Saham Raksasa RI ini Sudah Murah Banget, Saatnya Serok?

Jakarta, CNBC Indonesia - Emiten bank BUMN PT Bank Rakyat Indonesia (Persero) Tbk (BBRI) dan PT Bank Mandiri (Persero) Tbk (BMRI) menjadi dua di antara saham LQ45 yang sudah murah alias undervalued seiring koreksi harga akhir-akhir ini.
Menurut data Bursa Efek Indonesia (BEI), saham BBRI turun hingga 8,00% dalam sebulan terakhir ke posisi Rp4.830/saham. Sementara, saham BMRI ambles 7,76% dalam periode yang sama ke level Rp5.650/saham.

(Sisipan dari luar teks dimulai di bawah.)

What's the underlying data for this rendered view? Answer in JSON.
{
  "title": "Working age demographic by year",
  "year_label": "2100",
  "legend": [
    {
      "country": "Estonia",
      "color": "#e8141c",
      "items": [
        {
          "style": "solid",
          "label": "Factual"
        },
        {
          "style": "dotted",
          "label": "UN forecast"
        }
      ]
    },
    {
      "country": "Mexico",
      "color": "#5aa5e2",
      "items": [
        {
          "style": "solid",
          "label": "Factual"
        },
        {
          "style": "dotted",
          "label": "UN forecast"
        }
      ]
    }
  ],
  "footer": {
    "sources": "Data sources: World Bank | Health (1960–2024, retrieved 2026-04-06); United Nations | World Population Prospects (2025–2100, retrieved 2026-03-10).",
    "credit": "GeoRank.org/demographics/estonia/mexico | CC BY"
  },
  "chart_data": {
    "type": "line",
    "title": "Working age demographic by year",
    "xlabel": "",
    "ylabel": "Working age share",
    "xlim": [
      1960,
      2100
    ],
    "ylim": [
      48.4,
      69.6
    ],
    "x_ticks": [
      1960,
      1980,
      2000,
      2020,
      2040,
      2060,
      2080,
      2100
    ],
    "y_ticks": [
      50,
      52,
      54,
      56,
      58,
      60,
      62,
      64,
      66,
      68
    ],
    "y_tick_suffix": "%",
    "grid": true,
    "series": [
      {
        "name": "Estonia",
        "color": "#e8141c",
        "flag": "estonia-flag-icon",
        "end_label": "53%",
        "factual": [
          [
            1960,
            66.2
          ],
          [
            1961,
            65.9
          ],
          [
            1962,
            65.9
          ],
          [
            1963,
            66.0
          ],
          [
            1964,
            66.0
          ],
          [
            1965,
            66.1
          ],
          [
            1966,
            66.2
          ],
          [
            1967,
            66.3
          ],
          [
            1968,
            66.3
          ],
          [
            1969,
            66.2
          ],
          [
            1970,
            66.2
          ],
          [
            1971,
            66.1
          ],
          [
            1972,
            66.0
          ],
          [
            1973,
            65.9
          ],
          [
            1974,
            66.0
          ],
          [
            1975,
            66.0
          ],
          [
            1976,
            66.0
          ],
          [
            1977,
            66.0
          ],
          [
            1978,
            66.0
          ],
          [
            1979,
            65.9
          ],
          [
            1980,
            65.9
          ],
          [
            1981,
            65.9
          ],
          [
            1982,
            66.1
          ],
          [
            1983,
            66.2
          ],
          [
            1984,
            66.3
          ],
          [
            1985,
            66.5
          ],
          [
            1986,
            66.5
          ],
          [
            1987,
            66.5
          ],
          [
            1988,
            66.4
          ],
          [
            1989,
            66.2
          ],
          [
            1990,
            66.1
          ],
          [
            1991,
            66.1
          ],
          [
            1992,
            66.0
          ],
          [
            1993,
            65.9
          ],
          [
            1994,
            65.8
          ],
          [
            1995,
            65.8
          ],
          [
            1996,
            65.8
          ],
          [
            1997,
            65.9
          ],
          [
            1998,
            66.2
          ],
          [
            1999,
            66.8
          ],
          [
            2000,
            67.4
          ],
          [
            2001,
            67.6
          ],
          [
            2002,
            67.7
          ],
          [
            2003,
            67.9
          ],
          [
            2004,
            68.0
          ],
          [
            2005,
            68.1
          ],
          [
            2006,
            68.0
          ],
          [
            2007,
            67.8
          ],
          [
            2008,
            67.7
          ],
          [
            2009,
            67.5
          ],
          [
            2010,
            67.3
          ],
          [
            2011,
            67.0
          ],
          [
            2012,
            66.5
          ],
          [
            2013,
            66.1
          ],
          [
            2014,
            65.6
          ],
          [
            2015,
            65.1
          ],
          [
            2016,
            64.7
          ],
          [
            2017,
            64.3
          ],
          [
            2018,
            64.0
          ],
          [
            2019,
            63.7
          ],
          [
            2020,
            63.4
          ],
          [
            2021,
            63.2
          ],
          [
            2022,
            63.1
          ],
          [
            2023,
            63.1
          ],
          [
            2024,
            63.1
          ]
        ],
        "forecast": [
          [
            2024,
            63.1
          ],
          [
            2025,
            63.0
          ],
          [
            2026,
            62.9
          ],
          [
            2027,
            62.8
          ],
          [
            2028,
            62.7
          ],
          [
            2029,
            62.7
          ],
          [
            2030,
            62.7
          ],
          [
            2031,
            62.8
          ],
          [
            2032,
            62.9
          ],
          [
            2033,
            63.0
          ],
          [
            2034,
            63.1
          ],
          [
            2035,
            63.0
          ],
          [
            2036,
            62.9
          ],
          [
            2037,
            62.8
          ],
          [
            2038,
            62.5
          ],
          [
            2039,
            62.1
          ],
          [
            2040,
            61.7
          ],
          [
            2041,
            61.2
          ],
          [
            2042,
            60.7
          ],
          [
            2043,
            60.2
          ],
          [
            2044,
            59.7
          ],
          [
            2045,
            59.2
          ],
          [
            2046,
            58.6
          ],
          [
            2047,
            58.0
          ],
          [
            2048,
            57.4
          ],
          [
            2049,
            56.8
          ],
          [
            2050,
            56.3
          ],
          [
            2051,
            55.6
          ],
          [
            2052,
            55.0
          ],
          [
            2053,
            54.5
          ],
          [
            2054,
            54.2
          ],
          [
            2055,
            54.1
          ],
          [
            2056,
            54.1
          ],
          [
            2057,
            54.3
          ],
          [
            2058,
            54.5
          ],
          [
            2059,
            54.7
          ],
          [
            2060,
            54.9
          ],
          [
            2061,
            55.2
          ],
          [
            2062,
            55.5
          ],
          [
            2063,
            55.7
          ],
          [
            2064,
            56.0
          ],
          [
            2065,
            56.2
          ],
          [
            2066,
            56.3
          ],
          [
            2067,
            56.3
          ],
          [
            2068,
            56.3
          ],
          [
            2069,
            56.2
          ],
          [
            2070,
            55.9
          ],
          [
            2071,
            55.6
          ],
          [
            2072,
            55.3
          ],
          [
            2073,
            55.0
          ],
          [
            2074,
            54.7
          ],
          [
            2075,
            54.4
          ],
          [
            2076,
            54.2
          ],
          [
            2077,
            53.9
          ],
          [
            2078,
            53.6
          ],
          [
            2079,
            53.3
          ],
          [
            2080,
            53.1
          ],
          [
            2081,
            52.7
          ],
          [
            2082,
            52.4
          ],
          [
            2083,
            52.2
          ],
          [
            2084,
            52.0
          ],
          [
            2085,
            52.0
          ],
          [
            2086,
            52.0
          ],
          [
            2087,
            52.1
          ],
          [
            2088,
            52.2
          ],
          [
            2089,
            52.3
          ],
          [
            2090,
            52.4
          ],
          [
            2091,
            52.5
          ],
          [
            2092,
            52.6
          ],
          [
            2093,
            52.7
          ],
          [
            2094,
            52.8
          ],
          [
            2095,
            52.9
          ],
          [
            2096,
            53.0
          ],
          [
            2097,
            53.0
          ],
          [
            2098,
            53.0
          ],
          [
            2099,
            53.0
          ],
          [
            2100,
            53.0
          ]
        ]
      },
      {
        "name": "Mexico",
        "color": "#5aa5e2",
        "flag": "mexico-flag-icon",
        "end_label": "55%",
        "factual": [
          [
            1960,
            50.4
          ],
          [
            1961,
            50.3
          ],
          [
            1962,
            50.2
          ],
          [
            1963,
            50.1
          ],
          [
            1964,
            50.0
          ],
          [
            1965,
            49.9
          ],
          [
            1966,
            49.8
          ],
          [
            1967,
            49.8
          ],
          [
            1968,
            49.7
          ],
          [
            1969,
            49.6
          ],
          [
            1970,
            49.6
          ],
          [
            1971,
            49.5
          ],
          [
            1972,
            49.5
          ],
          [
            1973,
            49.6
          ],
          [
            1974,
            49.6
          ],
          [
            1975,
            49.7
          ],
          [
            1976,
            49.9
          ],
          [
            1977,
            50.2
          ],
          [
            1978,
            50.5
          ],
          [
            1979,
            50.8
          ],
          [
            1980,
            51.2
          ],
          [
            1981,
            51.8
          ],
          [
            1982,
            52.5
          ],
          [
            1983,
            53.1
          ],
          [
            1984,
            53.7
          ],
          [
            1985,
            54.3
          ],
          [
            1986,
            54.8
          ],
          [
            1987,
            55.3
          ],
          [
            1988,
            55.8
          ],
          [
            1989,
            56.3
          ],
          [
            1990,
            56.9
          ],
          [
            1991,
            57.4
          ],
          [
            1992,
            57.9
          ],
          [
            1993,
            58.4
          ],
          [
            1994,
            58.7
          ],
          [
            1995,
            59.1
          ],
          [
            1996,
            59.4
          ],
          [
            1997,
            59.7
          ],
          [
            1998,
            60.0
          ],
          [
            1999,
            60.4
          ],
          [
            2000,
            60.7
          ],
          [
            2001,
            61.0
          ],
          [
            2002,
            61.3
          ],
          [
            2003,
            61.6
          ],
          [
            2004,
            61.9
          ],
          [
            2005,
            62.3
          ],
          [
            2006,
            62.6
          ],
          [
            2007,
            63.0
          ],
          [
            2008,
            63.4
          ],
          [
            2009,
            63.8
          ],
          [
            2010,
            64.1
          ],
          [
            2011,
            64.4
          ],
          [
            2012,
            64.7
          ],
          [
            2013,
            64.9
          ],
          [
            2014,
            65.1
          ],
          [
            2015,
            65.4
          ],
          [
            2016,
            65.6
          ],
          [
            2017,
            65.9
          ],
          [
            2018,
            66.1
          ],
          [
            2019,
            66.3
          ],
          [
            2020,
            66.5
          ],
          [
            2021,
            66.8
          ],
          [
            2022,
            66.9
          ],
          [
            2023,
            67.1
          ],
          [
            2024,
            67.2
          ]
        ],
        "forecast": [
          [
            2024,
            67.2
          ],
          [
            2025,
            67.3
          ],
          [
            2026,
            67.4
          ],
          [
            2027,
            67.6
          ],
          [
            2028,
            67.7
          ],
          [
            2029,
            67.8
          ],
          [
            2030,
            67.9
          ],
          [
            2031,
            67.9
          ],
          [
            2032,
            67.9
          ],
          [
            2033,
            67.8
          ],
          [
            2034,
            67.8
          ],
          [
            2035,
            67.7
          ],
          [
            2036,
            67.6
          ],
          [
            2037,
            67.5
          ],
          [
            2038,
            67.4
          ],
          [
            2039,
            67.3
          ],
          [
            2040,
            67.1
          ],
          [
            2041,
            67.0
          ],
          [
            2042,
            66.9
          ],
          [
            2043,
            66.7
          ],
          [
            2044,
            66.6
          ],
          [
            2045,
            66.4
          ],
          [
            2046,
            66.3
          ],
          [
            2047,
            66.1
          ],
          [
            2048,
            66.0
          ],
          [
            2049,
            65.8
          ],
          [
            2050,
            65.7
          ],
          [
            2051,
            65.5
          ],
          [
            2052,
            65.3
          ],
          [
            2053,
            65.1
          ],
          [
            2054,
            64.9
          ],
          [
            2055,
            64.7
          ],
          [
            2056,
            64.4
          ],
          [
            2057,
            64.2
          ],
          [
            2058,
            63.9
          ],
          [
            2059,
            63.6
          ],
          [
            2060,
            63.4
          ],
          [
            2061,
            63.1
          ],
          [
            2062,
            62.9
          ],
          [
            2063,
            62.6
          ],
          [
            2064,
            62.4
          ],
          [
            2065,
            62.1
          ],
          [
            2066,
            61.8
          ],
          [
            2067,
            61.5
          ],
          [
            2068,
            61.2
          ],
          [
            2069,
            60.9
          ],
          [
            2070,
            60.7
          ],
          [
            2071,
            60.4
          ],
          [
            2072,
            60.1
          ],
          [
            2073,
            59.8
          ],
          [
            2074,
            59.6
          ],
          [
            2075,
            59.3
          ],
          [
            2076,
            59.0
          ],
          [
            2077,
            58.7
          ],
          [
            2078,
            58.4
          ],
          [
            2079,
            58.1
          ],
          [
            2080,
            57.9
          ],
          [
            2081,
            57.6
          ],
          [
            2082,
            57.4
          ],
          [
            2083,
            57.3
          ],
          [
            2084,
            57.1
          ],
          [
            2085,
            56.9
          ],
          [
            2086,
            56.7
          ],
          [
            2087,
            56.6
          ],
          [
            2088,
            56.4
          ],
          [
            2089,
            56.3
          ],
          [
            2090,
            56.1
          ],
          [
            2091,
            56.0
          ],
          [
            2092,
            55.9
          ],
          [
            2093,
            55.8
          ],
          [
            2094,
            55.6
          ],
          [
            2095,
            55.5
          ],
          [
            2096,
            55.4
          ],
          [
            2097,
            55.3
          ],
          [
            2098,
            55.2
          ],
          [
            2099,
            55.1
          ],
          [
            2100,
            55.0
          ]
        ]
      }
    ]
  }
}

Aksi jual oleh investor asing belakangan ini, di tengah kekhawatiran era suku bunga tinggi bank sentral global yang memicu ketidakpastian global, membuat harga kedua saham tersebut merosot.
Asing melakukan jual bersih (net sell) di BBRI mencapai Rp2,5 triliun dalam sebulan di pasar reguler, terbesar di bursa. Sedangkan, asing juga membukukan net sell di BMRI hingga Rp1,5 triliun di periode yang sama, terbesar ketiga. Kendati asing beramai-ramai keluar dari saham tersebut, kinerja fundamental keduanya terbilang tetap solid.
Baik BBRI dan BMRI menjadi bank dengan laba terbesar tertinggi pertama dan kedua di RI per kuartal III-2023. Demikian pula, keduanya juga menjadi emiten dengan laba terjumbo nomor wahid dan kedua di periode 9 bulan di tahun ini.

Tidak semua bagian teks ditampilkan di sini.